Mendengar jawaban tersebut sang pemuda terhentak. “Kalau syaratnya seperti ini siapapun tak akan sanggup melakukannya. Bukankan bumi dan rezeki yang aku makan, aku pakai, dan aku nikmati ini semuanya milik Allah?” Jawab Sang Pemuda.
“Kalau kamu  tak sanggup dengan dua syarat tersebut, cobalah syarat yang ketiga, lakukan kemaksiatan olehmu di tempat yang tidak dilihat Allah.” Lanjut Ibrahim bin Adham.
“Ah, tidak akan ada satu tempat pun yang luput dari pengawasan-Nya. Bukankah Dia Mahamelihat? Syarat ini pun aku tak sanggup memenuhinya” Jawab Sang Pemuda.

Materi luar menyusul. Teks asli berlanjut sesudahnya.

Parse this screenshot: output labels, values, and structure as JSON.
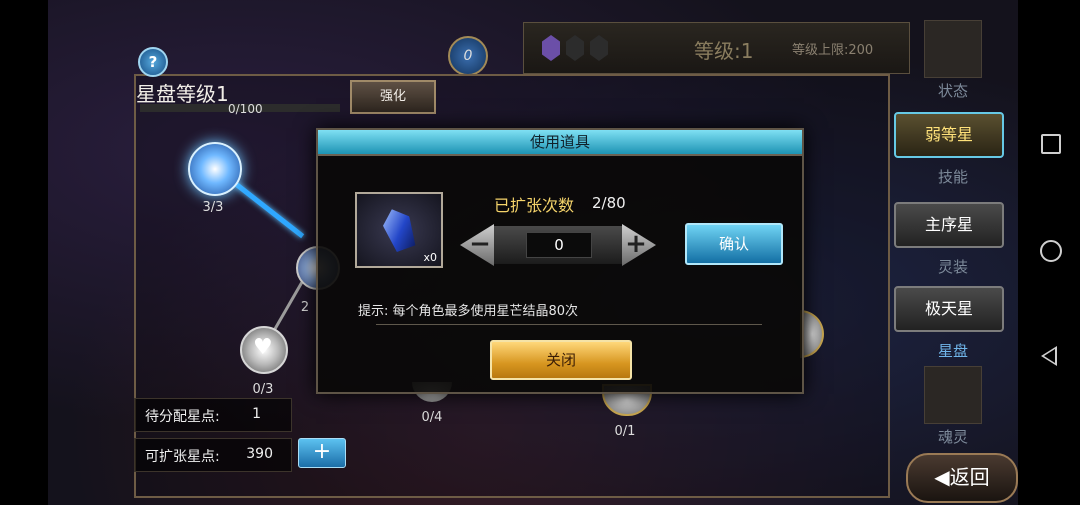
{
  "top": {
    "level_text": "等级:1",
    "level_limit": "等级上限:200",
    "coin_value": "0"
  },
  "side_menu": {
    "status_label": "状态",
    "weak_star_tab": "弱等星",
    "skill_label": "技能",
    "main_star_tab": "主序星",
    "spirit_label": "灵装",
    "ultra_star_tab": "极天星",
    "star_disk_label": "星盘",
    "soul_label": "魂灵",
    "return_label": "返回"
  },
  "panel": {
    "title": "星盘等级1",
    "progress_text": "0/100",
    "progress": 0,
    "help_label": "?",
    "enhance_label": "强化",
    "nodes": [
      {
        "label": "3/3"
      },
      {
        "label": "2"
      },
      {
        "label": "0/3"
      },
      {
        "label": "0/4"
      },
      {
        "label": "0/1"
      }
    ],
    "pending_points_label": "待分配星点:",
    "pending_points_value": "1",
    "expandable_points_label": "可扩张星点:",
    "expandable_points_value": "390",
    "plus_label": "+"
  },
  "dialog": {
    "title": "使用道具",
    "item_qty": "x0",
    "expand_label": "已扩张次数",
    "expand_count": "2/80",
    "minus_symbol": "−",
    "plus_symbol": "+",
    "quantity": "0",
    "confirm_label": "确认",
    "hint": "提示: 每个角色最多使用星芒结晶80次",
    "close_label": "关闭"
  },
  "colors": {
    "accent_blue": "#2fa8ff",
    "title_yellow": "#f4d36a",
    "close_gold": "#d79620"
  }
}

“Kalau kamu masih tak sanggup dengan ketiga syarat tersebut, cobalah dua syarat yang terakhir! Siapa tahu kamu akan mampu melakukannya. Dua syarat tersebut adalah ketika kamu sedang melakukan kemaksiatan, kemudian malaikat Izrail datang menjemputmu, kamu harus berani menolaknya. “Jangan kau cabut nyawaku! Orang lain saja yang kau cabut nyawanya. Aku masih ingin hidup!” Syarat terakhir, jika nanti di hari pembalasan, malaikat Jabaniyah menggiringmu masuk neraka, kamu harus mempersiapkan segala kekuatan untuk melawannya agar kamu bisa lari, dan kamu tidak jadi masuk neraka!” Jawab Ibrahim bin Adham.
Mendengar semua persyaratan tersebut, tak sepatah katapun keluar dari mulut Sang Pemuda, hanya tetesan air mata menjadi jawabannya. Baru kemudian ia berkata, “Wahai Abu Ishaq (panggilan kepada Ibrahim bin Adham)! Sudah lama aku ingin bertaubat, jawabanmu sangat bijak dan masuk akal. Bimbinglah aku kembali ke jalan-Nya. Jangan biarkan aku bergelimang dalam kemaksiatan!” Pinta Sang Pemuda.
Seandainya diri kita sendiri adalah Sang Pemuda itu, mampukah kita memenuhi persyaratan seperti yang dikemukakan Ibrahim bin Adham? Jika tidak, apakah sampai pada saat ini ada perasaan malu kepada Allah, sedih, dan menyesal atas perbuatan maksiat yang pernah kita lakukan?
Bulan Ramadhan merupakan saat yang tepat untuk melakukan muhasabah, meneliti perbuatan kita, minimal perbuatan kita selama satu bulan ini. Jika banyak kebaikan yang kita lakukan, besar harapan kita Allah menerimanya. Jika sebaliknya, malah banyak keburukan dan kemaksiatan yang kita lakukan, Allah Mahapengampun, pintu taubat masih terbuka untuk kembali ke jalan-Nya.
Ibadah puasa Ramadan erat kaitannya dengan peningkatan ketakwaan. Dari sekian banyak kriteria orang bertakwa adalah malu, menyesal, dan bersedih atas perbuatan maksiat yang pernah dilakukan.

“Dan (juga) orang-orang yang apabila mengerjakan perbuatan keji atau menganiaya diri sendiri, mereka ingat akan Allah, lalu memohon ampun terhadap dosa-dosa mereka dan siapa lagi yang dapat mengampuni dosa selain daripada Allah? dan mereka tidak meneruskan perbuatan kejinya itu, sedang mereka mengetahui.” (Q. Surat Ali Imran : 135).